# Representable functor

A covariant (or contravariant) functor $F$ from some category $\mathfrak R$ into the category of sets $\mathfrak S$( cf. Sets, category of) that is isomorphic to one of the functors

$$H ( A, -) : \mathfrak R \rightarrow \mathfrak S ,\ \ X \mapsto H( A, X),$$

or

$$H(-, A): \mathfrak R \rightarrow \mathfrak S ,\ \ X \mapsto H( X, A) .$$

A functor $F: \mathfrak R \rightarrow \mathfrak S$ is representable if and only if there is an object $A \in \mathop{\rm Ob} \mathfrak R$ and an element $a \in F ( A)$ such that for every element $x \in F ( X)$, $X \in \mathop{\rm Ob} \mathfrak R$, there is a unique morphism $\alpha : A \rightarrow X$ for which $x = F ( \alpha )( a)$. The object $A$ is called a representing object for $F$; it is unique up to isomorphism.

In the category of sets the identity functor is representable: a representing object is a singleton. The functor of taking a Cartesian power is also representable: a representing object is a set whose cardinality equals the given power. In an arbitrary category a product of representable functors $F _ {i}$ with representing objects $A _ {i}$, $i \in I$, is representable if and only if the coproduct of the $A _ {i}$ exists in the category. Every covariant representable functor commutes with limits, i.e. is continuous (cf. Continuous functor).

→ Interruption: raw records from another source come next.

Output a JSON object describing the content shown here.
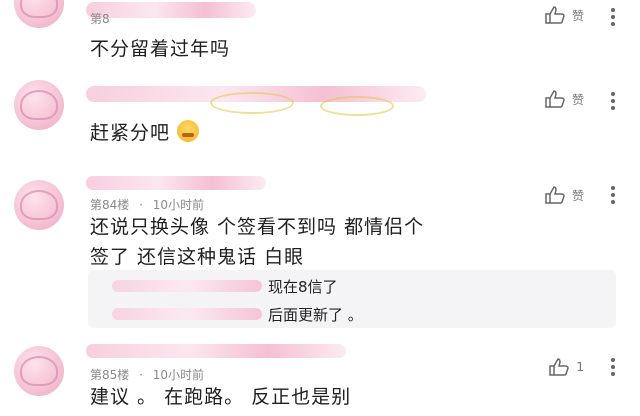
{
  "comments": [
    {
      "floor": "第8",
      "text": "不分留着过年吗",
      "like_label": "赞"
    },
    {
      "text": "赶紧分吧",
      "like_label": "赞"
    },
    {
      "floor": "第84楼",
      "time": "10小时前",
      "text_line1": "还说只换头像 个签看不到吗 都情侣个",
      "text_line2": "签了 还信这种鬼话 白眼",
      "like_label": "赞",
      "replies": [
        {
          "text": "现在8信了"
        },
        {
          "text": "后面更新了 。"
        }
      ]
    },
    {
      "floor": "第85楼",
      "time": "10小时前",
      "text": "建议 。 在跑路。 反正也是别",
      "like_count": "1"
    }
  ],
  "icons": {
    "like": "thumbs-up-icon",
    "more": "more-vertical-icon",
    "emoji": "worried-face-emoji"
  },
  "colors": {
    "meta_gray": "#8a8a8a",
    "reply_bg": "#f4f4f6",
    "blur_pink": "#f7c9dc"
  }
}
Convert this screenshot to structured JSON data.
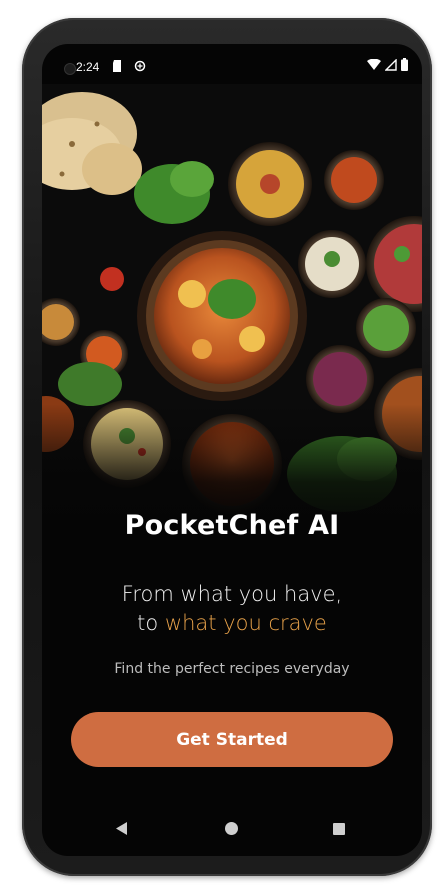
{
  "status_bar": {
    "time": "2:24",
    "left_icons": [
      "sd-card-icon",
      "data-saver-icon"
    ],
    "right_icons": [
      "wifi-icon",
      "signal-icon",
      "battery-icon"
    ]
  },
  "hero": {
    "image": "food-spread-illustration"
  },
  "app_title": "PocketChef AI",
  "tagline": {
    "line1": "From what you have,",
    "line2_prefix": "to ",
    "line2_accent": "what you crave"
  },
  "subtitle": "Find the perfect recipes everyday",
  "cta": {
    "label": "Get Started"
  },
  "colors": {
    "background": "#050505",
    "accent_text": "#e8a24a",
    "button": "#cf6d41"
  },
  "nav_bar": {
    "buttons": [
      "back-icon",
      "home-icon",
      "recents-icon"
    ]
  }
}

A representable functor is an analogue of the concept of a "free universal algebra with one generator" . For any functor $G: \mathfrak R \rightarrow \mathfrak S$ and a representable functor $F$ the set of natural transformations $\mathop{\rm Nat} ( F, G)$ is isomorphic to $G ( A)$, where $A$ is a representing object for $F$. This shows that representable functors are free objects in the category of functors.

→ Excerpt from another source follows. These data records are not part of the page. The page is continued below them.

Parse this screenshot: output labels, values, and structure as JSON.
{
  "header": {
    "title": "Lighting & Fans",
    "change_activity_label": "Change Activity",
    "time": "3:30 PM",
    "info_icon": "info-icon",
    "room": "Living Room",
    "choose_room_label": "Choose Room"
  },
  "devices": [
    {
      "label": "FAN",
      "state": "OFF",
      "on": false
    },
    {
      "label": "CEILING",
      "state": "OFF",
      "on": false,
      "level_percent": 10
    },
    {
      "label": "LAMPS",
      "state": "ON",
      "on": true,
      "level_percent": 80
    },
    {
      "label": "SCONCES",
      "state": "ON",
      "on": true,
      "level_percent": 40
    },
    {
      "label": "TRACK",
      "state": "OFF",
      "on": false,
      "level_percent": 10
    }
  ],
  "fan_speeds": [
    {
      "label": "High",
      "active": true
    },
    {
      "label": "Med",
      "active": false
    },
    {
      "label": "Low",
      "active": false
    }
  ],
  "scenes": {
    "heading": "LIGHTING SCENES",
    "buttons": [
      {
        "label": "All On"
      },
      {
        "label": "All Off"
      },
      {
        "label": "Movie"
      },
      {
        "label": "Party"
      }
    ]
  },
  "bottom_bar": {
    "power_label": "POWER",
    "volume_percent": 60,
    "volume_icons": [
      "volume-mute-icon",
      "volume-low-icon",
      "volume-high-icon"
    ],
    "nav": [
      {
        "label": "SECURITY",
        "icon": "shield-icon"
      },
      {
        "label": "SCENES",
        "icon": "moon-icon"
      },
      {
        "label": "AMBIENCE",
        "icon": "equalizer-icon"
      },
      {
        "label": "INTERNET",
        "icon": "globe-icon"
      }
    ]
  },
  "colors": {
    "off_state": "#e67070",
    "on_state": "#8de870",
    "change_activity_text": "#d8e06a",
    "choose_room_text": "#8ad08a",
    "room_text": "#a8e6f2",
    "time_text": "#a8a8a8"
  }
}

In the case of additive categories one considers additive functors with values in the category of Abelian groups instead of functors with values in $\mathfrak S$. Therefore, in this case one understands a representable functor to be an additive functor isomorphic to one of the form $H( A, -)$ or $H(-, A)$.

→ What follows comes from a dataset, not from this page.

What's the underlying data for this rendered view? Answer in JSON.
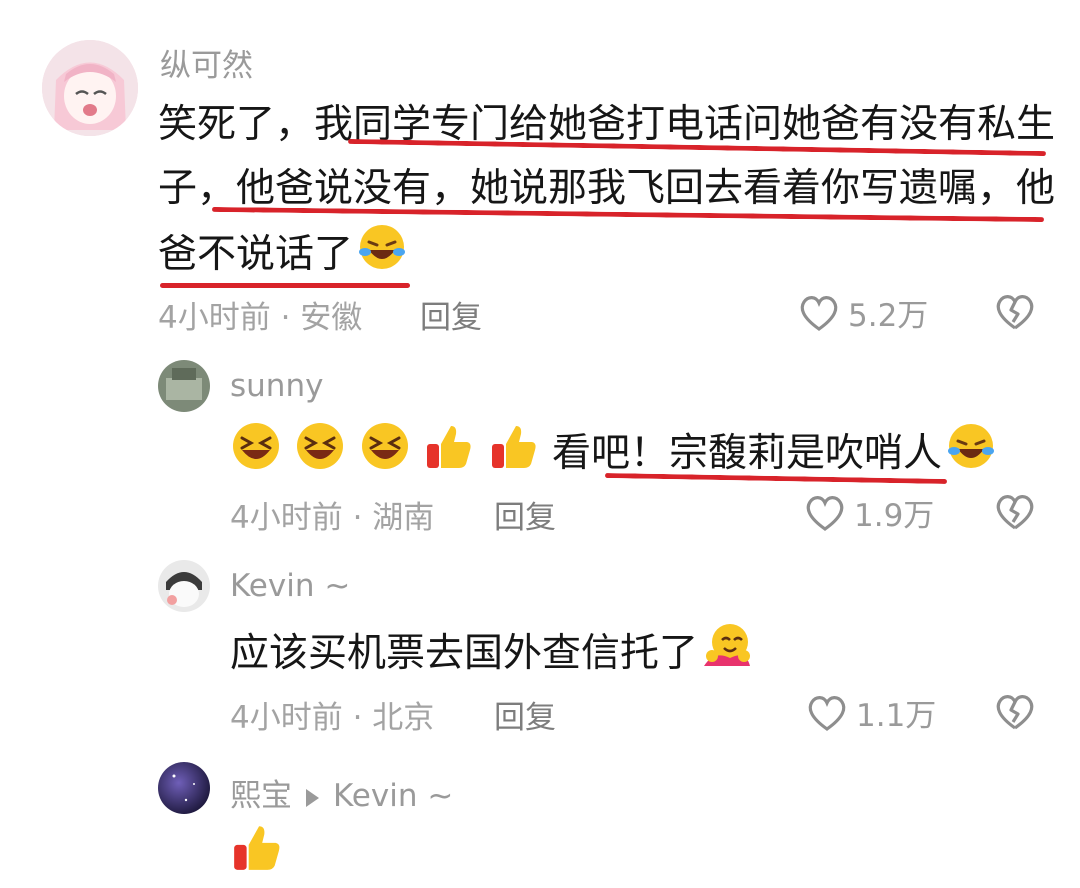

The concept of a representable functor arose first in algebraic geometry (cf. [2]). The most important examples of representable functors in this branch are Picard functors $\mathop{\rm Pic} X/S$ and Hilbert functors $\mathop{\rm Hilb} X/S$, which are representable in the category of algebraic spaces (cf. [1] and Algebraic space). Let $K$ be the field of fractions of a regular discretely-normed ring $O$ with perfect field of residues. If $X _ {O}$ is a smooth geometrically non-degenerate singular curve of genus $g > 0$ over $K$, then its minimal model represents the functor $Y \mapsto \mathop{\rm Isom} _ {K} ( Y \otimes _ {O} K, X _ {O} )$ from the category of regular $O$- schemes. If $A$ is an Abelian variety over $K$, then its minimal Néron model is a smooth group scheme $X \rightarrow \mathop{\rm Spec} O$, representing the functor $Y \mapsto \mathop{\rm Hom} _ {K} ( Y \otimes _ {O} K, A)$ from the category of smooth $O$- schemes.

#### References

 [1] M. Artin, "Algebraic spaces" , Yale Univ. Press (1971) MR0427316 MR0407012 Zbl 0232.14003 Zbl 0226.14001 Zbl 0216.05501 [2] A. Grothendieck, J. Dieudonné, "Eléments de géometrie algébrique" , I. Le langage des schémes , Springer (1971) MR0217085 {ZBL|0203.23301}}

Representable functors occur in many branches of mathematics besides algebraic geometry. S. MacLane [a1] traces their first appearance to work of J.-P. Serre in algebraic topology, around 1953. The theorem (above) characterizing natural transformations from a representable functor to an arbitrary functor is commonly called the Yoneda lemma. If a category $\mathfrak R$ has arbitrary coproducts, then a functor $\mathfrak R \rightarrow \mathfrak S$ is representable if and only if it has a left adjoint (cf. Adjoint functor).